>>>> "Andy" == Andy Piper
<andy(a)xemacs.org> writes:
Andy> I'll see if I can implement focusable soon. But the holidays
Andy> are over and I just ran out of hacking time. Always dropping
Andy> focus is defitinely the wrong default option.
I think something must be missing here. I find it hard to imagine a
_button_ that should retain focus after activation _by default_.
Buttons normally invoke actions; it's unusual (though plausible, see
below) that you would want to invoke the same action twice in
succession, with no intervening actions in other widgets. I would
assume the button's _parent_ should then get focus. AFAICT, this is
actually what happens in MS Windows (after 5 minutes of experimenting
with the file browser, and it's been years since I actually used
MS Windows).
It seems to me that rather than implement a "focusable" property,
buttons should relinquish focus by default, and if they want to keep
it, they should have to explicitly call a function to warp it back to
themselves as part of their action. "Always dropping focus is
definitely the right default action." :-)
The only scenario I can come up with would be something like: open a
VM folder, use tab traversal to give focus to the "next page" button,
hammer on return until done reading.
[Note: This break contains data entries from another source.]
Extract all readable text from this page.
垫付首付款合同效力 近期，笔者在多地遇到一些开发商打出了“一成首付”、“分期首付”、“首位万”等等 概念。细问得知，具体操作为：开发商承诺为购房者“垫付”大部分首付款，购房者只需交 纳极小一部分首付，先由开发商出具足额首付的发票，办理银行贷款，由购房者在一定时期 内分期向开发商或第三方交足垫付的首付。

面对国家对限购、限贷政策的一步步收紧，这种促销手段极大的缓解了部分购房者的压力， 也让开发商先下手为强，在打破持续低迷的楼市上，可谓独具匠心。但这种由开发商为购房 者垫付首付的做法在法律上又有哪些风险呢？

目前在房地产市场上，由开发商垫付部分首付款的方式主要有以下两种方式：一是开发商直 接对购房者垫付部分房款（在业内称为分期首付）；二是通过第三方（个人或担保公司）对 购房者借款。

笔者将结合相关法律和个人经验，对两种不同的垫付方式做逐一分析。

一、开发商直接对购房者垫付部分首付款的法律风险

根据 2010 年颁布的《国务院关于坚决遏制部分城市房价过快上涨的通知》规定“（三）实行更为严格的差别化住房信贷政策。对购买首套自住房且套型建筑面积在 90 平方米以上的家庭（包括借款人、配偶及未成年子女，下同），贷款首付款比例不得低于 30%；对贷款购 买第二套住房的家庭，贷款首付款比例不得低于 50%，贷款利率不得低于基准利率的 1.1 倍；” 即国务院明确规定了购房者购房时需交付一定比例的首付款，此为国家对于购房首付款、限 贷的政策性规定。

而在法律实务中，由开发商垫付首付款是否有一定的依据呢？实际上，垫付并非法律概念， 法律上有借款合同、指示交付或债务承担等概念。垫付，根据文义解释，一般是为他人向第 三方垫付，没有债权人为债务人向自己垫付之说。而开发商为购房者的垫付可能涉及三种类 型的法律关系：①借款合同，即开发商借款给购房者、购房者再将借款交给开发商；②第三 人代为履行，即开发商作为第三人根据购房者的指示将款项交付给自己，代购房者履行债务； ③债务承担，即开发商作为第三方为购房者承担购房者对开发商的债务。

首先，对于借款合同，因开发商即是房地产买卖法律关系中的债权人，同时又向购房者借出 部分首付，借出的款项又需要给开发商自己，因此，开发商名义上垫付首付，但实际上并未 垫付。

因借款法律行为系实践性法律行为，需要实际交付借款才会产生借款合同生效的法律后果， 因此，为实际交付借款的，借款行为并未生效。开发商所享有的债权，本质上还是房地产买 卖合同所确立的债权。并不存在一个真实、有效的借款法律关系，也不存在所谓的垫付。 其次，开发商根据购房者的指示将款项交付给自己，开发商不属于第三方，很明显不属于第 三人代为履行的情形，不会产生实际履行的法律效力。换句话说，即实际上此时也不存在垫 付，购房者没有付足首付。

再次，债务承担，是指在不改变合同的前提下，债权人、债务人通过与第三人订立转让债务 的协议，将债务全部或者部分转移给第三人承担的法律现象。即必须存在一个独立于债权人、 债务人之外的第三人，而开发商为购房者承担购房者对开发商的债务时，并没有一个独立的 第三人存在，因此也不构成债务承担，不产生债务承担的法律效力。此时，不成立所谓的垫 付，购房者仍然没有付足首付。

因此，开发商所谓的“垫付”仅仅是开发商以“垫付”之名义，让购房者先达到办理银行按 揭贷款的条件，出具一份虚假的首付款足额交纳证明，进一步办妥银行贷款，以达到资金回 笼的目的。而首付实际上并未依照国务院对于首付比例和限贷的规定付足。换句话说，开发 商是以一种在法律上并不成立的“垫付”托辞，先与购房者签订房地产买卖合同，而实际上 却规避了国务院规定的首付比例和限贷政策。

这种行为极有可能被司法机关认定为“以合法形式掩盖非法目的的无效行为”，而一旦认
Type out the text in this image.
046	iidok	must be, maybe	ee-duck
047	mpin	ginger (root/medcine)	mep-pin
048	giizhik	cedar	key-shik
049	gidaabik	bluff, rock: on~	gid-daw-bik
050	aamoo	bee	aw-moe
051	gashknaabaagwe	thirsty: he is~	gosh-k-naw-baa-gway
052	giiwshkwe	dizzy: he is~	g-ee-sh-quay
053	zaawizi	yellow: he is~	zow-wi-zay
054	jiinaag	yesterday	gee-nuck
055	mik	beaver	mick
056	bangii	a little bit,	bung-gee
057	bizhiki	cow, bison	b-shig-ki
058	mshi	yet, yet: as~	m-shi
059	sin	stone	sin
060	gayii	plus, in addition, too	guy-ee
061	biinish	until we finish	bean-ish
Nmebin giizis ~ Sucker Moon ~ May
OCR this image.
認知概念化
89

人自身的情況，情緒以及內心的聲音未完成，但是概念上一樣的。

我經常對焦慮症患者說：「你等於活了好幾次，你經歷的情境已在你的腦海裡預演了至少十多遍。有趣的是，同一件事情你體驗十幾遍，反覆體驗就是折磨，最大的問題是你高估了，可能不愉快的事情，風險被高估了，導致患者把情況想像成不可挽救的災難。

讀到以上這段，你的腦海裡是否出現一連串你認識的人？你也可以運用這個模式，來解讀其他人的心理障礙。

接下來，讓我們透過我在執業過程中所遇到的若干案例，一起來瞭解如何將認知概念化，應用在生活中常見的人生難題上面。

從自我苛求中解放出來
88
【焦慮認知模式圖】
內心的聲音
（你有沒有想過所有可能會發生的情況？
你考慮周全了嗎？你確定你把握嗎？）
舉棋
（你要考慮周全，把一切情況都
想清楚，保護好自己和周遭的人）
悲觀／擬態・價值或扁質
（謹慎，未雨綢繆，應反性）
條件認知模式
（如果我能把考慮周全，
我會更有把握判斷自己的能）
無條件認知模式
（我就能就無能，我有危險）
But note that in this scenario
the button was _already_ focused when it was activated, so when it
returns focus to the "previously focused widget", it amounts to
keeping focus.
OTOH, if I _click_ on that button, and want to repeat, why would I
switch from the mouse to the keyboard? IMHO, retaining focus for this
purpose is far less useful than relinquishing it. Note further that
in this kind of application, the text widget invariably provides
keyboard equivalents for the button.
Finally, if a button is part of a dialog, then I agree that the dialog
should retain focus if the activation of that button does not pop down
the dialog. The dialog may very well choose to assign focus to the
last clicked button. But shouldn't that be decided according to the
policy of the dialog, and not be hard-coded into button behavior? For
example, in a file selector dialog, when I hit the "parent" button, I
do not want the parent button to have focus. I want to be able to
type into the text field.
Try this: enter the windows file browser. go down two directory
levels anywhere. click on the parent button. now hit return. What
happens? _nothing_, because you haven't selected anything in the
browser window yet. You definitely don't go to parent again.
I can't believe that this is somehow left up to programmer discretion
in the MS Windows interface. Surely Microsoft forces some policy,
which the programmer can override.
It's certainly arguable that the real problem is the excessively flat
widget tree that XEmacs presents. But I think it's a bad idea to try
to make single widgets embedded in an XEmacs frame emulate the
behavior of deeply hierarchical Windows/Motif/GTK structures.